Affaire n°3 : Les voleuses de copeaux.
À Nizon, c’est une affaire de bois, ou plutôt de copeaux, qui enflamme la chronique. Sur un chantier tenu par M. Thomas Conan, trois femmes s’organisent pour subtiliser un peu de matière première. À force de récidives (le bois devait vraiment être bon !), elles finissent par récolter ce qu’elles méritent : 8 jours de prison pour certaines, 15 pour une récidiviste. Moralité : voler du bois, c’est risqué, surtout à répétition.
Affaire n°4 : Une autre histoire de bois.
Décidément, Pont-Aven a une passion pour les larcins sylvestres ! Cette fois, c’est une certaine femme Le Cam qui s’illustre en subtilisant du bois à M. Bergé, entrepreneur. Résultat : 15 jours de prison, et sans doute une réputation qui la précédera pour un moment.
Ainsi pourrait s’achever la session judiciaire de ce mardi 20 août 1907, avec une moralité simple : que l’on vole des copeaux, des pantalons ou la paix familiale, le tribunal de Quimperlé veille… et distribue généreusement des jours de prison.

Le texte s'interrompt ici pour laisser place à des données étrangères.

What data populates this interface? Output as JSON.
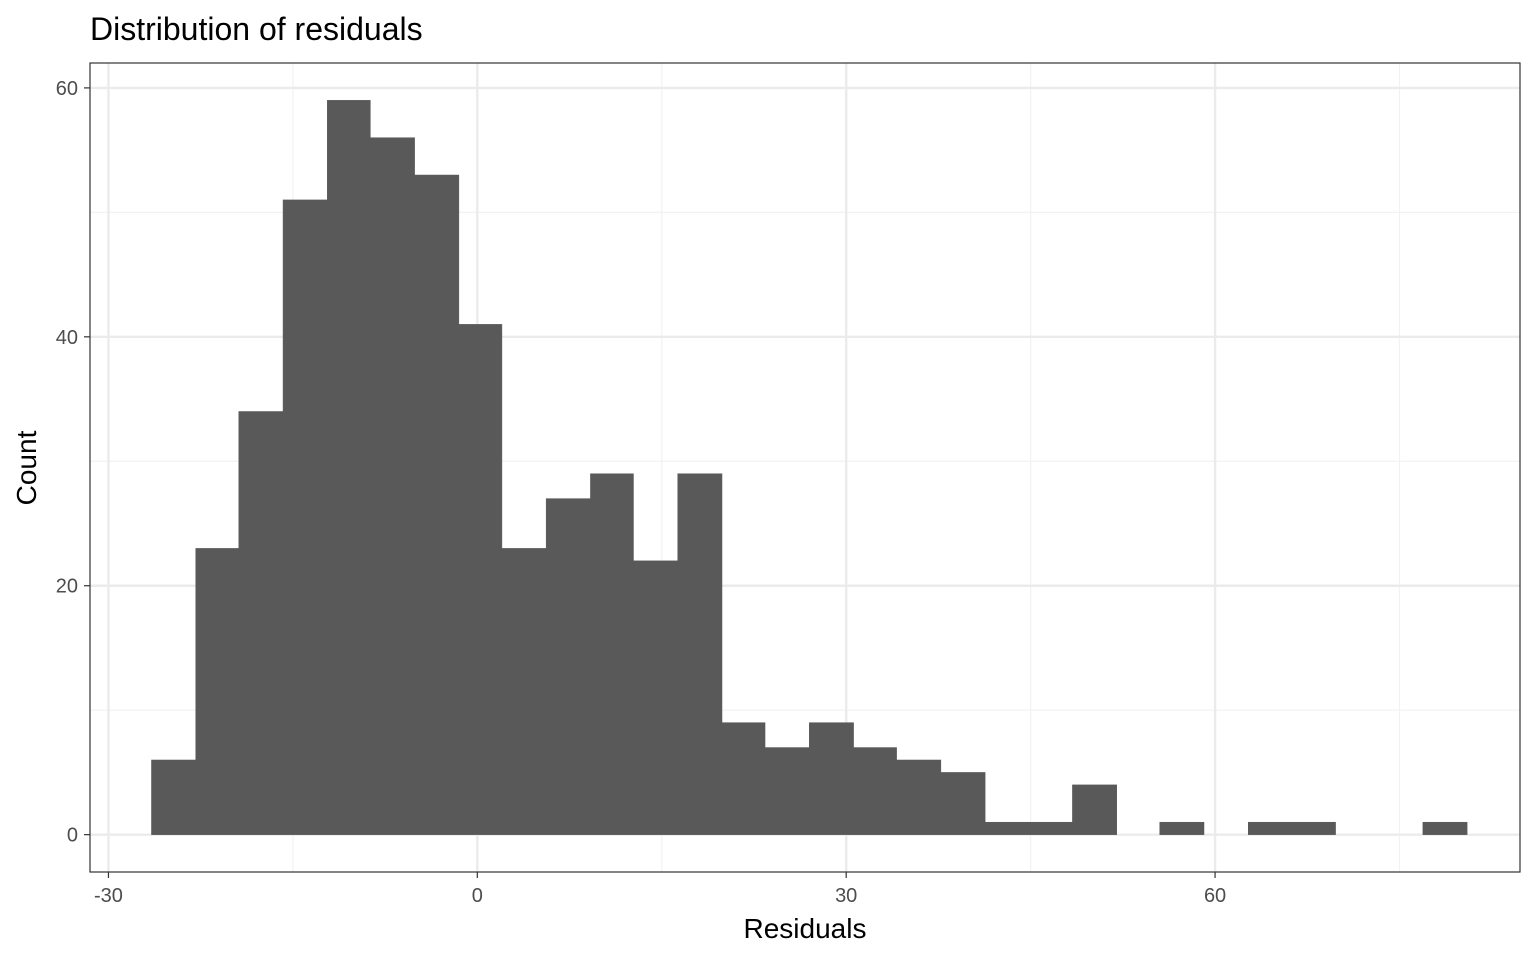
{
  "chart_data": {
    "type": "bar",
    "title": "Distribution of residuals",
    "xlabel": "Residuals",
    "ylabel": "Count",
    "xlim": [
      -31.5,
      84.8
    ],
    "ylim": [
      -3,
      62
    ],
    "x_ticks": [
      -30,
      0,
      30,
      60
    ],
    "y_ticks": [
      0,
      20,
      40,
      60
    ],
    "grid": true,
    "legend": "none",
    "bin_width": 3.57,
    "bins": [
      {
        "x_start": -26.5,
        "x_end": -22.9,
        "count": 6
      },
      {
        "x_start": -22.9,
        "x_end": -19.4,
        "count": 23
      },
      {
        "x_start": -19.4,
        "x_end": -15.8,
        "count": 34
      },
      {
        "x_start": -15.8,
        "x_end": -12.2,
        "count": 51
      },
      {
        "x_start": -12.2,
        "x_end": -8.7,
        "count": 59
      },
      {
        "x_start": -8.7,
        "x_end": -5.1,
        "count": 56
      },
      {
        "x_start": -5.1,
        "x_end": -1.5,
        "count": 53
      },
      {
        "x_start": -1.5,
        "x_end": 2.0,
        "count": 41
      },
      {
        "x_start": 2.0,
        "x_end": 5.6,
        "count": 23
      },
      {
        "x_start": 5.6,
        "x_end": 9.2,
        "count": 27
      },
      {
        "x_start": 9.2,
        "x_end": 12.7,
        "count": 29
      },
      {
        "x_start": 12.7,
        "x_end": 16.3,
        "count": 22
      },
      {
        "x_start": 16.3,
        "x_end": 19.9,
        "count": 29
      },
      {
        "x_start": 19.9,
        "x_end": 23.4,
        "count": 9
      },
      {
        "x_start": 23.4,
        "x_end": 27.0,
        "count": 7
      },
      {
        "x_start": 27.0,
        "x_end": 30.6,
        "count": 9
      },
      {
        "x_start": 30.6,
        "x_end": 34.1,
        "count": 7
      },
      {
        "x_start": 34.1,
        "x_end": 37.7,
        "count": 6
      },
      {
        "x_start": 37.7,
        "x_end": 41.3,
        "count": 5
      },
      {
        "x_start": 41.3,
        "x_end": 44.8,
        "count": 1
      },
      {
        "x_start": 44.8,
        "x_end": 48.4,
        "count": 1
      },
      {
        "x_start": 48.4,
        "x_end": 52.0,
        "count": 4
      },
      {
        "x_start": 52.0,
        "x_end": 55.5,
        "count": 0
      },
      {
        "x_start": 55.5,
        "x_end": 59.1,
        "count": 1
      },
      {
        "x_start": 59.1,
        "x_end": 62.7,
        "count": 0
      },
      {
        "x_start": 62.7,
        "x_end": 66.2,
        "count": 1
      },
      {
        "x_start": 66.2,
        "x_end": 69.8,
        "count": 1
      },
      {
        "x_start": 69.8,
        "x_end": 73.4,
        "count": 0
      },
      {
        "x_start": 73.4,
        "x_end": 76.9,
        "count": 0
      },
      {
        "x_start": 76.9,
        "x_end": 80.5,
        "count": 1
      }
    ],
    "colors": {
      "bar_fill": "#595959",
      "panel_border": "#333333",
      "grid_major": "#ebebeb",
      "grid_minor": "#f2f2f2",
      "tick_text": "#4d4d4d"
    }
  }
}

Affaires banales et fréquentes, me direz-vous, pour un tribunal correctionnel. Mais ce 20 août 1907, la salle d’audience ressemble davantage à un théâtre en pleine première qu’à un temple de la justice. La foule est au rendez-vous, plus compacte qu’un marché breton un jour de foire. L’assistance est chauffée à blanc, volubile comme jamais, et l’ambiance pourrait faire penser à un fest-noz.
Il faut dire que les spectateurs ne sont pas arrivés là en se contentant d’une simple infusion. Non, ils ont soigneusement préparé leurs gosiers, avec des étapes stratégiques chez les débitants quimperlois. Les dernières chopines ? Sans doute éclusées chez Phine Caudan, femme Cadic, ou chez Marie Toulgoat, rue de la Mairie. Mais que serait un bon échauffement sans un détour chez Guite Le Gallic, femme Duparc, de la place Hervo, ou chez Anna Penverne de la rue Dom Morice ? Et, naturellement, nos vaillants Bretons ne pouvaient pas manquer l’occasion de lever un verre chez Jean Pelletier et Jeanne Formel, rue du Château. Un pèlerinage liquide bien orchestré !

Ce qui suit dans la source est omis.